Hopefully, the Dublin Citizens' Assembly will produce a recommendation to have a directly-elected mayor, subject to a plebiscite and the approval of the people of the city before any mayoral election, because I think people have to have their say. I would like to see a small number of important functions devolved to such an office in the first place, then to have a process of rolling devolution. For example, one could decide that transport will become a function of the mayor's office. Devolved powers of the Department of Transport and unelected bodies such as the National Transport Authority would instead be in the remit of a democratically-elected mayor. The value of that would be that a mayoral election would become a contest about how one wants the future of transport in our city to be run and managed. People can get elected, have a democratic mandate and then drive an agenda of change. Their careers will depend on them delivering on that.

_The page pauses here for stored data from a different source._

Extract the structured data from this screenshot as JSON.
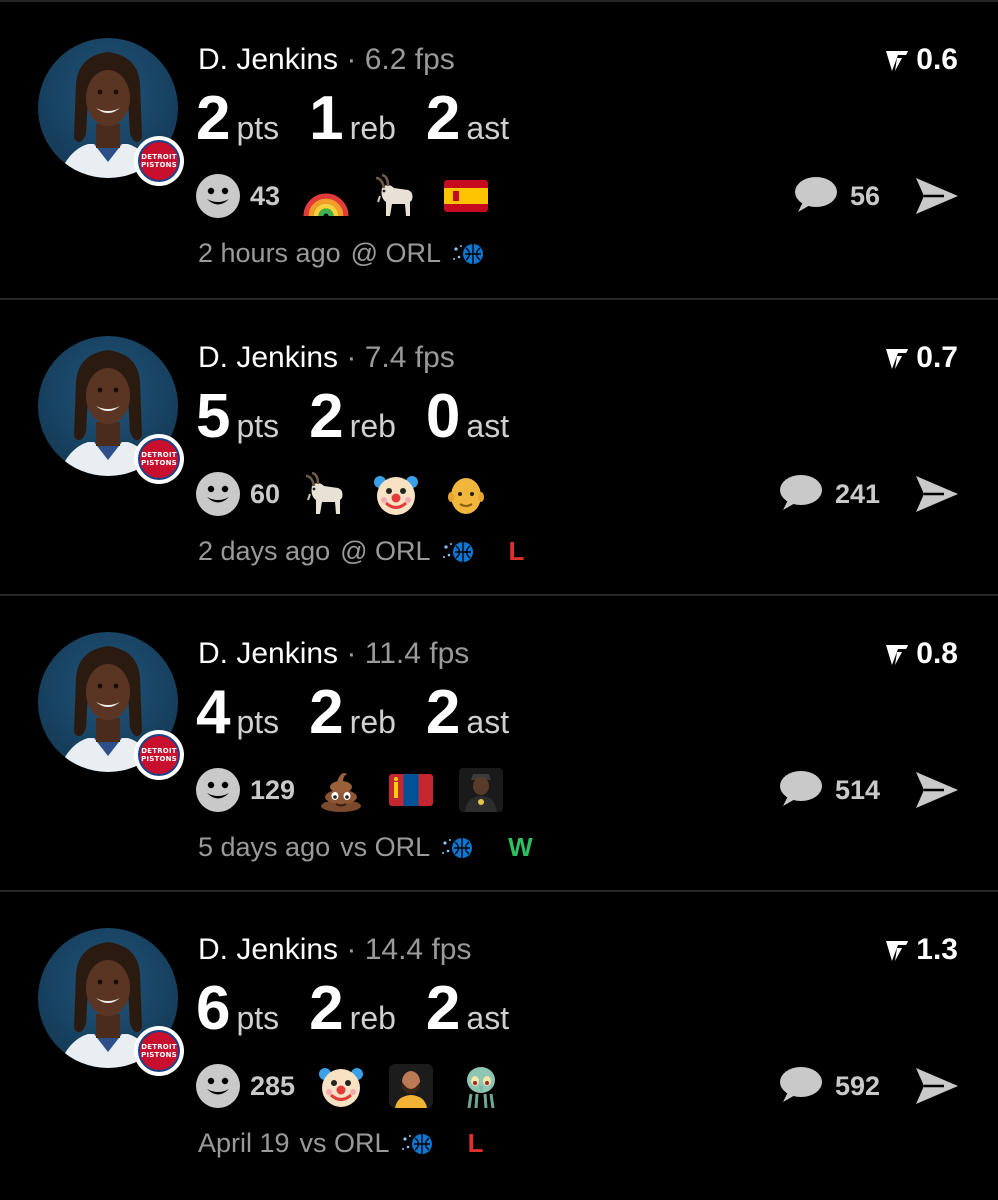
{
  "colors": {
    "background": "#000000",
    "divider": "#262626",
    "muted_text": "#9a9a9a",
    "loss": "#e0302c",
    "win": "#2fbf62"
  },
  "cards": [
    {
      "player": "D. Jenkins",
      "fps": "· 6.2 fps",
      "rating": "0.6",
      "stats": [
        {
          "value": "2",
          "unit": "pts"
        },
        {
          "value": "1",
          "unit": "reb"
        },
        {
          "value": "2",
          "unit": "ast"
        }
      ],
      "reaction_count": "43",
      "emojis": [
        "rainbow-emoji",
        "goat-emoji",
        "spain-flag-emoji"
      ],
      "comment_count": "56",
      "time": "2 hours ago",
      "matchup": "@ ORL",
      "result": ""
    },
    {
      "player": "D. Jenkins",
      "fps": "· 7.4 fps",
      "rating": "0.7",
      "stats": [
        {
          "value": "5",
          "unit": "pts"
        },
        {
          "value": "2",
          "unit": "reb"
        },
        {
          "value": "0",
          "unit": "ast"
        }
      ],
      "reaction_count": "60",
      "emojis": [
        "goat-emoji",
        "clown-emoji",
        "bald-man-emoji"
      ],
      "comment_count": "241",
      "time": "2 days ago",
      "matchup": "@ ORL",
      "result": "L"
    },
    {
      "player": "D. Jenkins",
      "fps": "· 11.4 fps",
      "rating": "0.8",
      "stats": [
        {
          "value": "4",
          "unit": "pts"
        },
        {
          "value": "2",
          "unit": "reb"
        },
        {
          "value": "2",
          "unit": "ast"
        }
      ],
      "reaction_count": "129",
      "emojis": [
        "poop-emoji",
        "mongolia-flag-emoji",
        "person-photo-emoji"
      ],
      "comment_count": "514",
      "time": "5 days ago",
      "matchup": "vs ORL",
      "result": "W"
    },
    {
      "player": "D. Jenkins",
      "fps": "· 14.4 fps",
      "rating": "1.3",
      "stats": [
        {
          "value": "6",
          "unit": "pts"
        },
        {
          "value": "2",
          "unit": "reb"
        },
        {
          "value": "2",
          "unit": "ast"
        }
      ],
      "reaction_count": "285",
      "emojis": [
        "clown-emoji",
        "player-photo-emoji",
        "squidward-emoji"
      ],
      "comment_count": "592",
      "time": "April 19",
      "matchup": "vs ORL",
      "result": "L"
    }
  ],
  "team_badge": {
    "line1": "DETROIT",
    "line2": "PISTONS"
  }
}
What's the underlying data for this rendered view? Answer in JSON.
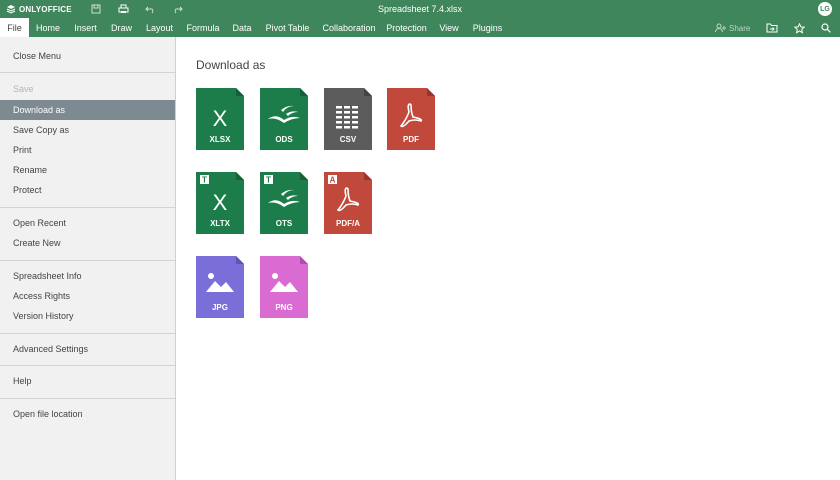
{
  "app": {
    "brand": "ONLYOFFICE",
    "document_title": "Spreadsheet 7.4.xlsx",
    "user_initials": "LG"
  },
  "quick_access": [
    {
      "icon": "save-icon"
    },
    {
      "icon": "print-icon"
    },
    {
      "icon": "undo-icon"
    },
    {
      "icon": "redo-icon"
    }
  ],
  "tabs": [
    "File",
    "Home",
    "Insert",
    "Draw",
    "Layout",
    "Formula",
    "Data",
    "Pivot Table",
    "Collaboration",
    "Protection",
    "View",
    "Plugins"
  ],
  "active_tab": "File",
  "toolbar_right": {
    "share_label": "Share"
  },
  "file_menu": {
    "items": [
      "Close Menu",
      "Save",
      "Download as",
      "Save Copy as",
      "Print",
      "Rename",
      "Protect",
      "Open Recent",
      "Create New",
      "Spreadsheet Info",
      "Access Rights",
      "Version History",
      "Advanced Settings",
      "Help",
      "Open file location"
    ],
    "selected": "Download as",
    "disabled": [
      "Save"
    ]
  },
  "download": {
    "heading": "Download as",
    "formats": [
      {
        "label": "XLSX",
        "color": "#1c7d4a",
        "glyph": "X",
        "template": false
      },
      {
        "label": "ODS",
        "color": "#1c7d4a",
        "glyph": "gulls",
        "template": false
      },
      {
        "label": "CSV",
        "color": "#5c5c5c",
        "glyph": "grid",
        "template": false
      },
      {
        "label": "PDF",
        "color": "#c0493c",
        "glyph": "acrobat",
        "template": false
      },
      {
        "label": "XLTX",
        "color": "#1c7d4a",
        "glyph": "X",
        "template": true,
        "badge": "T"
      },
      {
        "label": "OTS",
        "color": "#1c7d4a",
        "glyph": "gulls",
        "template": true,
        "badge": "T"
      },
      {
        "label": "PDF/A",
        "color": "#c0493c",
        "glyph": "acrobat",
        "template": true,
        "badge": "A"
      },
      {
        "label": "JPG",
        "color": "#7a6fd8",
        "glyph": "image",
        "template": false
      },
      {
        "label": "PNG",
        "color": "#da6bd3",
        "glyph": "image",
        "template": false
      }
    ]
  }
}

It is the same with the public realm, planning, housing and other areas as it is with transport.

I do not want any further loss of powers from our existing local authorities. Let us strengthen our local authorities, devolve powers to a directly-elected mayor and in all of the myriad issues we have discussed in this debate, let us put somebody in charge and give that person the power, authority, budgets and staff to drive a change agenda for our capital city.

Transport worked as a key issue for London and we could do the same here in Dublin. We would then start to see a much improved city for the people who live and work here and those who travel here. We would all be the better for it.